I recently had the pleasure of making a 4 day trip to Baltimore, MD. The city wowed me, to say the least.
The food in Baltimore is what one would expect of an East coast city on the edge of the Chesapeake. The oysters were absolutely amazing. For those of you who do not like either the taste or even the concept of eating a raw, still-living sea creature with the approximate texture of snot, let me describe to you the process of eating one.
An oyster can be “dressed up” with all sorts of condiments, much like a hamburger. Personally, I prefer a little bit of lemon juice and a couple drops of Jack’s Red Hot or Louisiana Hot Sauce on them, but my wife is partial to cocktail sauce and occasionally even prefers a few drops of mustard. The oyster should be opened within a few minutes of ingestion – and preferably, it should be opened in front of you so you can watch the shucker cut the muscle on the animal, thus providing an easy eating experience. Pick up your oyster and slide it into your mouth. I find that with super high quality oysters – the kind you get in Baltimore, for example – chewing them a few times really makes the flavor explode. Otherwise, there’s nothing really wrong with swallowing it whole. It’s the aftertaste you’re looking to savor, after all; a fresh, eye opening explosion that can only be described as “tasting a pristine ocean breeze.” I prefer the saltier oysters, but a sweeter oyster is more reminiscent of a crisp mountain air. That combined with the tingly burn of the hot sauce on your lips (quenched by an ice cold IPA) is by far one of the most satisfying culinary experiences I have ever had.
Of course, if I were to wax ecstatic about the food in Baltimore, you’d swiftly be typing tl;dr in the comments: from the Turkish fare at Cazbar to the sights and smells at the Lexington market and the unbeatable crab cakes at G & M, the food in the city is absolutely phenomenal. Except Phillip’s. Don’t eat at Phillip’s. It’s the Dollar General of crab and isn’t worth half what you pay. With so many excellent choices, not even a tourist should suffer an evening of Phillip’s.
That said, the food was not the most memorable experience of the city. That honor goes to the general personality of its residents. Coming from the Midwest, I am aware that Michiganders and our ilk are typically known for being friendly, down to earth, hard working people. That said, Charm City certainly earns its reputation. I cannot remember a time when so many absolute strangers were so genuinely considerate and friendly in one place. People let other people out in traffic. People always said thank you and always asked how you were doing. Homeless people helped you back into parking spots and never once asked for change. Contrast this with New York, where part of the “fun” of being a tourist is apparently finding out how long a hobo will chase and pester you panhandling despite ignoring him.
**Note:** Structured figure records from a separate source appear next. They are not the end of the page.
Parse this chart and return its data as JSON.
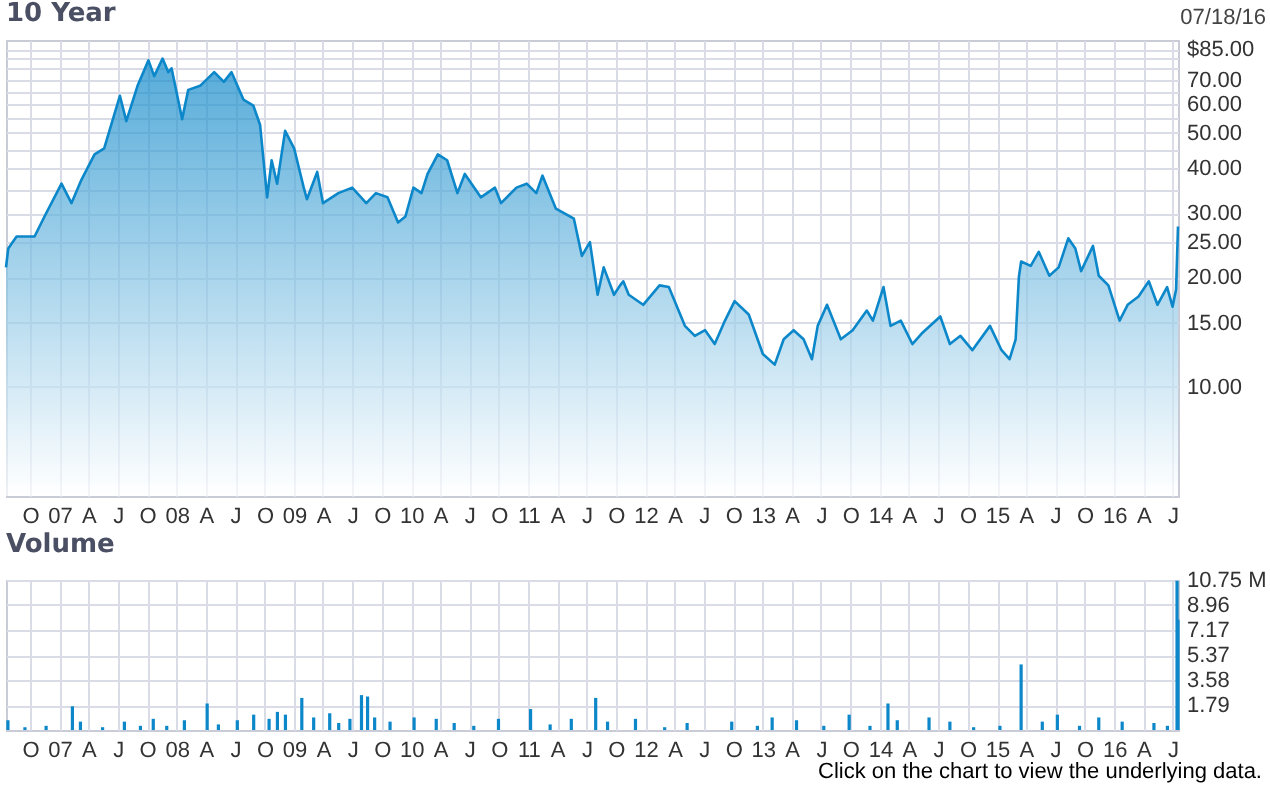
{
  "chart_data": [
    {
      "type": "area",
      "title": "10 Year",
      "annotations": [
        "07/18/16"
      ],
      "log": "y",
      "grid": true,
      "xlim": [
        "2006-07-18",
        "2016-07-18"
      ],
      "ylim": [
        5,
        90
      ],
      "yticks": [
        {
          "value": 10,
          "label": "10.00"
        },
        {
          "value": 15,
          "label": "15.00"
        },
        {
          "value": 20,
          "label": "20.00"
        },
        {
          "value": 25,
          "label": "25.00"
        },
        {
          "value": 30,
          "label": "30.00"
        },
        {
          "value": 35,
          "label": null
        },
        {
          "value": 40,
          "label": "40.00"
        },
        {
          "value": 45,
          "label": null
        },
        {
          "value": 50,
          "label": "50.00"
        },
        {
          "value": 55,
          "label": null
        },
        {
          "value": 60,
          "label": "60.00"
        },
        {
          "value": 65,
          "label": null
        },
        {
          "value": 70,
          "label": "70.00"
        },
        {
          "value": 75,
          "label": null
        },
        {
          "value": 80,
          "label": null
        },
        {
          "value": 85,
          "label": "$85.00"
        }
      ],
      "xticks": [
        {
          "value": "2006-10",
          "label": "O"
        },
        {
          "value": "2007-01",
          "label": "07"
        },
        {
          "value": "2007-04",
          "label": "A"
        },
        {
          "value": "2007-07",
          "label": "J"
        },
        {
          "value": "2007-10",
          "label": "O"
        },
        {
          "value": "2008-01",
          "label": "08"
        },
        {
          "value": "2008-04",
          "label": "A"
        },
        {
          "value": "2008-07",
          "label": "J"
        },
        {
          "value": "2008-10",
          "label": "O"
        },
        {
          "value": "2009-01",
          "label": "09"
        },
        {
          "value": "2009-04",
          "label": "A"
        },
        {
          "value": "2009-07",
          "label": "J"
        },
        {
          "value": "2009-10",
          "label": "O"
        },
        {
          "value": "2010-01",
          "label": "10"
        },
        {
          "value": "2010-04",
          "label": "A"
        },
        {
          "value": "2010-07",
          "label": "J"
        },
        {
          "value": "2010-10",
          "label": "O"
        },
        {
          "value": "2011-01",
          "label": "11"
        },
        {
          "value": "2011-04",
          "label": "A"
        },
        {
          "value": "2011-07",
          "label": "J"
        },
        {
          "value": "2011-10",
          "label": "O"
        },
        {
          "value": "2012-01",
          "label": "12"
        },
        {
          "value": "2012-04",
          "label": "A"
        },
        {
          "value": "2012-07",
          "label": "J"
        },
        {
          "value": "2012-10",
          "label": "O"
        },
        {
          "value": "2013-01",
          "label": "13"
        },
        {
          "value": "2013-04",
          "label": "A"
        },
        {
          "value": "2013-07",
          "label": "J"
        },
        {
          "value": "2013-10",
          "label": "O"
        },
        {
          "value": "2014-01",
          "label": "14"
        },
        {
          "value": "2014-04",
          "label": "A"
        },
        {
          "value": "2014-07",
          "label": "J"
        },
        {
          "value": "2014-10",
          "label": "O"
        },
        {
          "value": "2015-01",
          "label": "15"
        },
        {
          "value": "2015-04",
          "label": "A"
        },
        {
          "value": "2015-07",
          "label": "J"
        },
        {
          "value": "2015-10",
          "label": "O"
        },
        {
          "value": "2016-01",
          "label": "16"
        },
        {
          "value": "2016-04",
          "label": "A"
        },
        {
          "value": "2016-07",
          "label": "J"
        }
      ],
      "x": [
        "2006-07-18",
        "2006-07-25",
        "2006-08-20",
        "2006-10-15",
        "2006-11-15",
        "2007-01-07",
        "2007-02-07",
        "2007-03-10",
        "2007-04-20",
        "2007-05-20",
        "2007-07-08",
        "2007-07-28",
        "2007-09-01",
        "2007-10-05",
        "2007-10-23",
        "2007-11-18",
        "2007-12-06",
        "2007-12-16",
        "2008-01-18",
        "2008-02-06",
        "2008-03-14",
        "2008-04-27",
        "2008-05-27",
        "2008-06-20",
        "2008-07-27",
        "2008-08-27",
        "2008-09-17",
        "2008-10-09",
        "2008-10-23",
        "2008-11-09",
        "2008-12-04",
        "2009-01-01",
        "2009-01-31",
        "2009-02-10",
        "2009-03-14",
        "2009-04-01",
        "2009-05-19",
        "2009-07-01",
        "2009-08-14",
        "2009-09-13",
        "2009-10-19",
        "2009-11-21",
        "2009-12-14",
        "2010-01-08",
        "2010-02-02",
        "2010-02-21",
        "2010-03-25",
        "2010-04-23",
        "2010-05-25",
        "2010-06-17",
        "2010-08-06",
        "2010-09-19",
        "2010-10-08",
        "2010-11-25",
        "2010-12-27",
        "2011-01-26",
        "2011-02-14",
        "2011-03-28",
        "2011-05-23",
        "2011-06-17",
        "2011-07-12",
        "2011-08-05",
        "2011-08-24",
        "2011-09-25",
        "2011-10-14",
        "2011-10-24",
        "2011-11-10",
        "2011-12-25",
        "2012-02-14",
        "2012-03-14",
        "2012-05-03",
        "2012-06-03",
        "2012-07-05",
        "2012-08-04",
        "2012-09-05",
        "2012-10-05",
        "2012-11-18",
        "2013-01-01",
        "2013-02-07",
        "2013-03-07",
        "2013-04-07",
        "2013-05-08",
        "2013-06-03",
        "2013-06-21",
        "2013-07-20",
        "2013-09-01",
        "2013-10-08",
        "2013-11-21",
        "2013-12-10",
        "2014-01-12",
        "2014-02-03",
        "2014-03-07",
        "2014-04-12",
        "2014-05-11",
        "2014-07-08",
        "2014-08-07",
        "2014-09-09",
        "2014-10-16",
        "2014-12-10",
        "2015-01-15",
        "2015-02-09",
        "2015-02-28",
        "2015-03-10",
        "2015-03-17",
        "2015-04-16",
        "2015-05-11",
        "2015-06-13",
        "2015-07-12",
        "2015-08-11",
        "2015-09-02",
        "2015-09-20",
        "2015-10-27",
        "2015-11-14",
        "2015-12-14",
        "2016-01-18",
        "2016-02-12",
        "2016-03-17",
        "2016-04-18",
        "2016-05-15",
        "2016-06-14",
        "2016-07-01",
        "2016-07-12",
        "2016-07-18"
      ],
      "series": [
        {
          "color": "#0c87c9",
          "values": [
            21.3,
            24.0,
            25.9,
            25.9,
            29.4,
            36.2,
            32.0,
            37.1,
            43.6,
            45.3,
            63.2,
            53.8,
            67.3,
            79.1,
            71.6,
            80.0,
            73.4,
            75.2,
            54.5,
            65.6,
            67.3,
            73.4,
            69.0,
            73.4,
            61.7,
            59.4,
            52.5,
            33.2,
            42.0,
            36.2,
            50.6,
            45.3,
            35.3,
            32.8,
            39.0,
            32.0,
            34.1,
            35.3,
            32.0,
            34.1,
            33.2,
            28.3,
            29.4,
            35.3,
            34.1,
            38.5,
            43.6,
            42.0,
            34.1,
            38.5,
            33.2,
            35.3,
            32.0,
            35.3,
            36.2,
            34.1,
            38.1,
            30.9,
            29.0,
            22.9,
            25.0,
            17.9,
            21.3,
            17.9,
            19.0,
            19.5,
            17.9,
            16.8,
            19.0,
            18.8,
            14.7,
            13.8,
            14.3,
            13.1,
            15.2,
            17.2,
            15.8,
            12.3,
            11.5,
            13.5,
            14.3,
            13.5,
            11.9,
            14.7,
            16.8,
            13.5,
            14.3,
            16.2,
            15.2,
            18.8,
            14.7,
            15.2,
            13.1,
            14.0,
            15.6,
            13.1,
            13.8,
            12.6,
            14.7,
            12.6,
            11.9,
            13.5,
            20.0,
            22.1,
            21.5,
            23.5,
            20.2,
            21.3,
            25.6,
            24.0,
            20.8,
            24.4,
            20.2,
            19.0,
            15.2,
            16.8,
            17.7,
            19.5,
            16.8,
            18.8,
            16.6,
            18.5,
            27.6
          ]
        }
      ]
    },
    {
      "type": "bar",
      "title": "Volume",
      "annotations": [
        "Click on the chart to view the underlying data."
      ],
      "grid": true,
      "xlim": [
        "2006-07-18",
        "2016-07-18"
      ],
      "ylim": [
        0,
        10.75
      ],
      "yticks": [
        1.79,
        3.58,
        5.37,
        7.17,
        8.96,
        {
          "value": 10.75,
          "label": "10.75 M"
        }
      ],
      "xticks": [
        {
          "value": "2006-10",
          "label": "O"
        },
        {
          "value": "2007-01",
          "label": "07"
        },
        {
          "value": "2007-04",
          "label": "A"
        },
        {
          "value": "2007-07",
          "label": "J"
        },
        {
          "value": "2007-10",
          "label": "O"
        },
        {
          "value": "2008-01",
          "label": "08"
        },
        {
          "value": "2008-04",
          "label": "A"
        },
        {
          "value": "2008-07",
          "label": "J"
        },
        {
          "value": "2008-10",
          "label": "O"
        },
        {
          "value": "2009-01",
          "label": "09"
        },
        {
          "value": "2009-04",
          "label": "A"
        },
        {
          "value": "2009-07",
          "label": "J"
        },
        {
          "value": "2009-10",
          "label": "O"
        },
        {
          "value": "2010-01",
          "label": "10"
        },
        {
          "value": "2010-04",
          "label": "A"
        },
        {
          "value": "2010-07",
          "label": "J"
        },
        {
          "value": "2010-10",
          "label": "O"
        },
        {
          "value": "2011-01",
          "label": "11"
        },
        {
          "value": "2011-04",
          "label": "A"
        },
        {
          "value": "2011-07",
          "label": "J"
        },
        {
          "value": "2011-10",
          "label": "O"
        },
        {
          "value": "2012-01",
          "label": "12"
        },
        {
          "value": "2012-04",
          "label": "A"
        },
        {
          "value": "2012-07",
          "label": "J"
        },
        {
          "value": "2012-10",
          "label": "O"
        },
        {
          "value": "2013-01",
          "label": "13"
        },
        {
          "value": "2013-04",
          "label": "A"
        },
        {
          "value": "2013-07",
          "label": "J"
        },
        {
          "value": "2013-10",
          "label": "O"
        },
        {
          "value": "2014-01",
          "label": "14"
        },
        {
          "value": "2014-04",
          "label": "A"
        },
        {
          "value": "2014-07",
          "label": "J"
        },
        {
          "value": "2014-10",
          "label": "O"
        },
        {
          "value": "2015-01",
          "label": "15"
        },
        {
          "value": "2015-04",
          "label": "A"
        },
        {
          "value": "2015-07",
          "label": "J"
        },
        {
          "value": "2015-10",
          "label": "O"
        },
        {
          "value": "2016-01",
          "label": "16"
        },
        {
          "value": "2016-04",
          "label": "A"
        },
        {
          "value": "2016-07",
          "label": "J"
        }
      ],
      "x": [
        "2006-07-24",
        "2006-09-15",
        "2006-11-20",
        "2007-02-10",
        "2007-03-07",
        "2007-05-15",
        "2007-07-22",
        "2007-09-10",
        "2007-10-20",
        "2007-12-01",
        "2008-01-25",
        "2008-04-05",
        "2008-05-10",
        "2008-07-08",
        "2008-08-28",
        "2008-10-15",
        "2008-11-10",
        "2008-12-05",
        "2009-01-25",
        "2009-03-03",
        "2009-04-22",
        "2009-05-20",
        "2009-06-24",
        "2009-07-30",
        "2009-08-18",
        "2009-09-09",
        "2009-10-27",
        "2010-01-10",
        "2010-03-20",
        "2010-05-15",
        "2010-07-15",
        "2010-09-30",
        "2011-01-08",
        "2011-03-10",
        "2011-05-15",
        "2011-07-30",
        "2011-09-05",
        "2011-12-01",
        "2012-03-01",
        "2012-05-10",
        "2012-09-26",
        "2012-12-15",
        "2013-01-30",
        "2013-04-16",
        "2013-07-10",
        "2013-09-27",
        "2013-12-01",
        "2014-01-26",
        "2014-02-24",
        "2014-06-03",
        "2014-08-07",
        "2014-10-20",
        "2015-01-10",
        "2015-03-17",
        "2015-05-22",
        "2015-07-08",
        "2015-09-15",
        "2015-11-14",
        "2016-01-26",
        "2016-05-04",
        "2016-06-15",
        "2016-07-15",
        "2016-07-18"
      ],
      "series": [
        {
          "color": "#0c87c9",
          "values": [
            0.7,
            0.2,
            0.3,
            1.7,
            0.6,
            0.2,
            0.6,
            0.3,
            0.8,
            0.3,
            0.7,
            1.9,
            0.4,
            0.7,
            1.1,
            0.8,
            1.3,
            1.1,
            2.3,
            0.9,
            1.2,
            0.5,
            0.8,
            2.5,
            2.4,
            0.9,
            0.6,
            0.9,
            0.8,
            0.5,
            0.3,
            0.8,
            1.5,
            0.4,
            0.8,
            2.3,
            0.6,
            0.8,
            0.2,
            0.5,
            0.6,
            0.3,
            0.9,
            0.7,
            0.3,
            1.1,
            0.3,
            1.9,
            0.7,
            0.9,
            0.6,
            0.2,
            0.3,
            4.7,
            0.6,
            1.1,
            0.3,
            0.9,
            0.6,
            0.5,
            0.3,
            10.7,
            7.9
          ]
        }
      ]
    }
  ]
}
There also seems to be plenty to do in the city after sundown; between the veritable buffet of taverns in Fell’s Point (one of the most beautiful areas of the city) to the “open containers allowed” section of Power Plant Live (15 dollars all you can drink at 5 different bars!) to the various flavors and styles of Canton (from the phenomenal Mama’s on the Half Shell to the Claddagh Irish pub that pours a Guinness the correct way) to the laid back college atmosphere found in the Fed Hill district, even a career regular can find a plethora of dance clubs, eateries, and drinking venues to fill the hours.
My only complaint: if you’re going to make a beer with a label as adorable as National Bohemian (and a tasty beverage at that!), make the factory open for tours!
For the more family oriented and “touristy” types: Check out a Duck tour. It’s an inexpensive and hilarious way to see the city from the comfort of a World War II amphibious vehicle. It travels the streets of Baltimore, affording you looks at the Washington monument, the Basilica (oldest cathedral in America), and the beautiful Enoch Pratt Free Library. Then it takes to the water, showing you the city from the Chesapeake bay. Also you get a quacker which works wonders in annoying your spouse.
If you have some extra time, take some of it and explore the Basilica in detail. After the renovations completed in 2006, the catacombs-like basement is a phenomenal addition to the Church’s stunning architecture, and free tours make it an excellent budget destination as well.
From the friendliness of the people to the strength of its food, the City of Firsts is a spot that should be high on everyone’s list of places to Visit. Well done, Baltimore.